Rust Program: Swap Tuple elements
Rust Iterators and Iterator Adapters: Exercise-12 with Solution
Write a Rust program that iterates over a vector of tuples (i32, i32) and swaps the elements of each tuple.
Sample Solution:
Rust Code:
fn main() {
let tuples = vec![(10, 20), (30, 40), (50, 60)];
// Iterate over each tuple, swap the elements, and collect into a new vector
let swapped_tuples: Vec<(i32, i32)> = tuples
.iter() // Use iter() instead of into_iter() to borrow the vector
.map(|&(x, y)| (y, x)) // Swap the elements of each tuple
.collect();
println!("Original tuples: {:?}", tuples);
println!("Swapped tuples: {:?}", swapped_tuples);
}
Output:
Original tuples: [(10, 20), (30, 40), (50, 60)] Swapped tuples: [(20, 10), (40, 30), (60, 50)]
Explanation:
In the exercise above,
- let tuples = vec![(10, 20), (30, 40), (50, 60)];: Creates a vector 'tuples' containing tuples of integers.

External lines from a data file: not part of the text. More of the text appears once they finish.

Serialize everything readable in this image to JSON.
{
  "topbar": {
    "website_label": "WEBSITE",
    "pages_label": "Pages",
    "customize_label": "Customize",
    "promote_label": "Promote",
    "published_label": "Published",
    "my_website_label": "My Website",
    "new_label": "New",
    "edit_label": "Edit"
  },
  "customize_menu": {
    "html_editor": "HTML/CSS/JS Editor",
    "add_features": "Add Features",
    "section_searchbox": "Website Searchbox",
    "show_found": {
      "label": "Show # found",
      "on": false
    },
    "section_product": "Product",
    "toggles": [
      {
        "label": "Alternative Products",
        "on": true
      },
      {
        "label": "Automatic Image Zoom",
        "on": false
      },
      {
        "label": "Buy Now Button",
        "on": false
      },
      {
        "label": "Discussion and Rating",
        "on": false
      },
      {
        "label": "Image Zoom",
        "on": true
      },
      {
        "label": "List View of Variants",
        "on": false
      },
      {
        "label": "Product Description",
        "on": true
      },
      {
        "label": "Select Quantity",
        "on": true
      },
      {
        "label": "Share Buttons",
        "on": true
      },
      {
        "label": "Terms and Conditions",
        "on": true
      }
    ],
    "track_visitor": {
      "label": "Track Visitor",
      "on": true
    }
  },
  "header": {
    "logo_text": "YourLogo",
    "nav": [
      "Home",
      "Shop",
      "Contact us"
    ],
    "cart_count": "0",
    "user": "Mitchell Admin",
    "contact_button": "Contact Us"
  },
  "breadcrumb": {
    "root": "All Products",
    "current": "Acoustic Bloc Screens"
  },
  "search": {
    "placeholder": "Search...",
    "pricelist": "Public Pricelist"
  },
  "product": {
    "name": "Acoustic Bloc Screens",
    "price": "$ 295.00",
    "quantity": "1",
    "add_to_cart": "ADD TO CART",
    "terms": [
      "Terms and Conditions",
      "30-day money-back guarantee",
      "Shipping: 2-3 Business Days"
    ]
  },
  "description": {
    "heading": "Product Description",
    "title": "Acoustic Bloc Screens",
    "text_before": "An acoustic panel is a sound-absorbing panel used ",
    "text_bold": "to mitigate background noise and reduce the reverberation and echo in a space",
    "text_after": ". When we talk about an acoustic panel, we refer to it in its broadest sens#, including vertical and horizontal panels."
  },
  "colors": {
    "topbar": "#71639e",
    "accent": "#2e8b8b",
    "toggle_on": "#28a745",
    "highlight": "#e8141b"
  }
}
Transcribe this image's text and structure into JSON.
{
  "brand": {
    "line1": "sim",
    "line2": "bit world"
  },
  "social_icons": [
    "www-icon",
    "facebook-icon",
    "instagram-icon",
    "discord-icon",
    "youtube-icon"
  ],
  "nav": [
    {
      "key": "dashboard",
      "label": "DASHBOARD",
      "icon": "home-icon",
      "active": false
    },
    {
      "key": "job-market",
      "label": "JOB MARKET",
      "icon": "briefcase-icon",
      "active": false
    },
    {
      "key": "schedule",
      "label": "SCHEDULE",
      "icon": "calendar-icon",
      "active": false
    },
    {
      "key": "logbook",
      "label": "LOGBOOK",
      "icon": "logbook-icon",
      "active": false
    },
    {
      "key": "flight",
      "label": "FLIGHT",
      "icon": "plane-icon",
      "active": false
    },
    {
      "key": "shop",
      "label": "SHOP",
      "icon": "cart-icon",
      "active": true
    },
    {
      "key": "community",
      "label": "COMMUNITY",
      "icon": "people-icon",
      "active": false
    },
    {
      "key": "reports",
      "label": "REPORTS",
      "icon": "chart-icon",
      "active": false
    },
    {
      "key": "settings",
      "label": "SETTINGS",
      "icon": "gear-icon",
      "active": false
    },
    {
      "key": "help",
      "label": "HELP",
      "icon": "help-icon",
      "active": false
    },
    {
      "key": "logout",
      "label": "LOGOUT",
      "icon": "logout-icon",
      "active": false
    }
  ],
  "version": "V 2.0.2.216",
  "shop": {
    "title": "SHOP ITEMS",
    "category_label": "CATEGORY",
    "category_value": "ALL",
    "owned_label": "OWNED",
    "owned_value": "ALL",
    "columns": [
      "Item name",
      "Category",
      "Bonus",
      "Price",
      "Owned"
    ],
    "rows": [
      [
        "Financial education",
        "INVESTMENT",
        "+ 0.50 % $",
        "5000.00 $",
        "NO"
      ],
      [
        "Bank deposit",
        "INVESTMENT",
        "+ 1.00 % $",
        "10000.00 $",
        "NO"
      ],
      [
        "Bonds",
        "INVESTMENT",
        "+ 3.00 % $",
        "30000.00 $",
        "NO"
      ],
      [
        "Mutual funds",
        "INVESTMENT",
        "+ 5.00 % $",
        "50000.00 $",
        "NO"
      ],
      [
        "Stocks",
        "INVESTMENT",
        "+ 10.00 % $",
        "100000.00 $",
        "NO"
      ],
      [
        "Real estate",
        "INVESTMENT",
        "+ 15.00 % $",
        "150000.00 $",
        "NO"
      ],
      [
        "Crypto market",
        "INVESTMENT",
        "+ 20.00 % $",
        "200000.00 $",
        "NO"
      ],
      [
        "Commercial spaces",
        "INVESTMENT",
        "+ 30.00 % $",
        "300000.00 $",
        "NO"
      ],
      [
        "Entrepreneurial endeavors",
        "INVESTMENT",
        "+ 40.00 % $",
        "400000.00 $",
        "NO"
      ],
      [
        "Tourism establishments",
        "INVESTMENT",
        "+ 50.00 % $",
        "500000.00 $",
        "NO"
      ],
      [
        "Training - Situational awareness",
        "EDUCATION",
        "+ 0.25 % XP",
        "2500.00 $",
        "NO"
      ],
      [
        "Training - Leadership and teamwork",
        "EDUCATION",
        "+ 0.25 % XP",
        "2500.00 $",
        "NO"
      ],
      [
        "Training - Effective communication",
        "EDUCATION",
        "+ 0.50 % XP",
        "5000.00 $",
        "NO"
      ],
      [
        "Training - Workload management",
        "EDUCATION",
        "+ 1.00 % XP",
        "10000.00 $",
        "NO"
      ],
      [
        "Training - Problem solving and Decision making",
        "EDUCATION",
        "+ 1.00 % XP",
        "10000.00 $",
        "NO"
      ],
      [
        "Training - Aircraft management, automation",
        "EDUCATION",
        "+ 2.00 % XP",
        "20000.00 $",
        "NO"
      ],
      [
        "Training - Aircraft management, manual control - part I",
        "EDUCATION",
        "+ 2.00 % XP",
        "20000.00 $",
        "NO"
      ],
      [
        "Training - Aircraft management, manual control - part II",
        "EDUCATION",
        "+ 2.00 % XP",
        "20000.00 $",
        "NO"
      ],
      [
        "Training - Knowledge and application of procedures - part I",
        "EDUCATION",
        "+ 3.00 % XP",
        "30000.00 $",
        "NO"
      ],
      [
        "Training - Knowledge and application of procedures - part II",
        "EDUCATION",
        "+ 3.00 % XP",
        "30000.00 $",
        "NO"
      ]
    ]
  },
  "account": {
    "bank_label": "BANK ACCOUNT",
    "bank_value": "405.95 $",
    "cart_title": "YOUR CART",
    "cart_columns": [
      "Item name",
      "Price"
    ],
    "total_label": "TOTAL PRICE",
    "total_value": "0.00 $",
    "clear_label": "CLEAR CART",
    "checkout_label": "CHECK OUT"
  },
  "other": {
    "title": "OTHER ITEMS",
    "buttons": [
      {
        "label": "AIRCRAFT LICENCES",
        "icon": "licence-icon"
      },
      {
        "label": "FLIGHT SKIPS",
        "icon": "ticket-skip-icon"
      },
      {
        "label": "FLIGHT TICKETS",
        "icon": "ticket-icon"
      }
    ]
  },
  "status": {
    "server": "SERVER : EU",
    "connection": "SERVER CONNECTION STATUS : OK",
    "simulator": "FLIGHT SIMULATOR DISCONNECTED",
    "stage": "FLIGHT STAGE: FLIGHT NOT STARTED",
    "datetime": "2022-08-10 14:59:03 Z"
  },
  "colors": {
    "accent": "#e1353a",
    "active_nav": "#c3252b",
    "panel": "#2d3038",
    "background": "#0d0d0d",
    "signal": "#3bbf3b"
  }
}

- let swapped_tuples: Vec<(i32, i32)> = tuples.iter().map(|&(x, y)| (y, x)).collect();: Iterates over each tuple in 'tuples', swaps the elements of each tuple, and collects the results into a new vector 'swapped_tuples'. The "iter()" method is used to borrow the vector without consuming it. The "map()" method applies a closure to each tuple, swapping its elements. Finally, the "collect()" method collects the modified tuples into a new vector.
- println!("Original tuples: {:?}", tuples);: Prints the original vector of tuples.
- println!("Swapped tuples: {:?}", swapped_tuples);: Prints the vector of tuples with swapped elements.